Again he turned and led the way through the garden. Tilja looked around her with surprise as she walked beside him. Like Faheel himself, this was not at all what she had expected. A magician’s garden should have been extraordinary, surely—extraordinarily beautiful, extraordinarily neat, every plant not only wonderfully strange but doing precisely what it was supposed to. Instead, Faheel’s garden, though certainly beautiful, was beautiful only with a kind of heightened ordinariness. There were gardens almost like this in the Valley, despite the harsher climate, gardens crammed with all the various plants their fanatical owners could fit in. Here were fruit trees and vegetables in straight rows, healthy and strong, though some of the rows needed hoeing, and there were masses of different flowers, and marvelous wafts of their scent floating in the mild, warm breeze, but often they sprawled among each other and some could have done with deadheading, and a few weeds poked up among them, and there were even patches that seemed to have been let go wild.

They came to a sheep, cunningly tethered so that it could nibble the grass on the path without getting into the beds. Faheel patted it as they passed.

“My garden has become rather more than I can now manage,” he said, pausing to wipe greenfly from a rose shoot with his thumb. “But I do what I can.”

His house, when they came to it, was like the garden, ordinary. Tilja had seen dozens just like it on the journey south, larger and better built than the hovels of the peasants, but very far from grand. A low white building with a vine-shaded terrace; small square windows with green shutters, mostly closed; large, curved, loose-looking orange red tiles; beyond it, the empty sea.

The door was covered with a bead hanging to keep out the flies. Inside was a low, tiled room, cool and dark, with a few coarse wooden cupboards and chests, a low table with two unlit lamps on it, and a pile of large cushions in one corner.

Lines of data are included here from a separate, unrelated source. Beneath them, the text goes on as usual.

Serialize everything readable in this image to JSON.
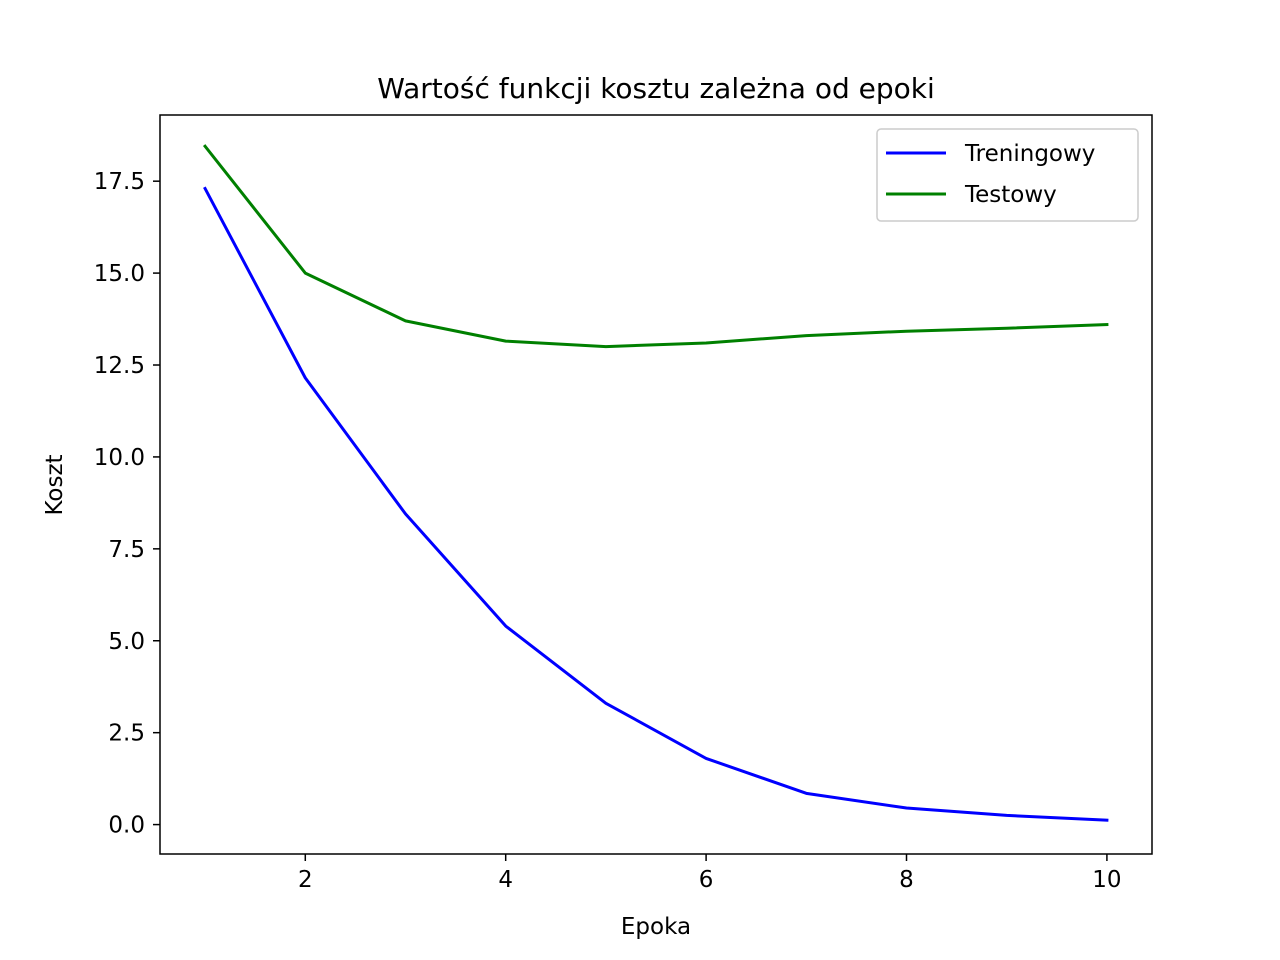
{
  "chart_data": {
    "type": "line",
    "title": "Wartość funkcji kosztu zależna od epoki",
    "xlabel": "Epoka",
    "ylabel": "Koszt",
    "x": [
      1,
      2,
      3,
      4,
      5,
      6,
      7,
      8,
      9,
      10
    ],
    "series": [
      {
        "name": "Treningowy",
        "color": "#0000ff",
        "values": [
          17.3,
          12.15,
          8.45,
          5.4,
          3.3,
          1.8,
          0.85,
          0.45,
          0.25,
          0.12
        ]
      },
      {
        "name": "Testowy",
        "color": "#008000",
        "values": [
          18.45,
          15.0,
          13.7,
          13.15,
          13.0,
          13.1,
          13.3,
          13.42,
          13.5,
          13.6
        ]
      }
    ],
    "xlim": [
      0.55,
      10.45
    ],
    "ylim": [
      -0.8,
      19.3
    ],
    "xticks": [
      2,
      4,
      6,
      8,
      10
    ],
    "xtick_labels": [
      "2",
      "4",
      "6",
      "8",
      "10"
    ],
    "yticks": [
      0,
      2.5,
      5,
      7.5,
      10,
      12.5,
      15,
      17.5
    ],
    "ytick_labels": [
      "0.0",
      "2.5",
      "5.0",
      "7.5",
      "10.0",
      "12.5",
      "15.0",
      "17.5"
    ],
    "grid": false,
    "legend_position": "top-right"
  }
}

“You will be hungry and thirsty,” said Faheel, “and I may as well eat with you.”

Out of cupboards he fetched common pottery mugs and platters, dark bread, sheep cheese, oil, honey, fruits both dried and fresh, and a pitcher of water from a corner. Cross-legged on one of the cushions, Tilja told her story, pausing to collect her thoughts while she chewed or drank. Faheel, half lying on one elbow on the other side of the table, ate slowly and didn’t interrupt at all. When she finished he shook his head and sighed.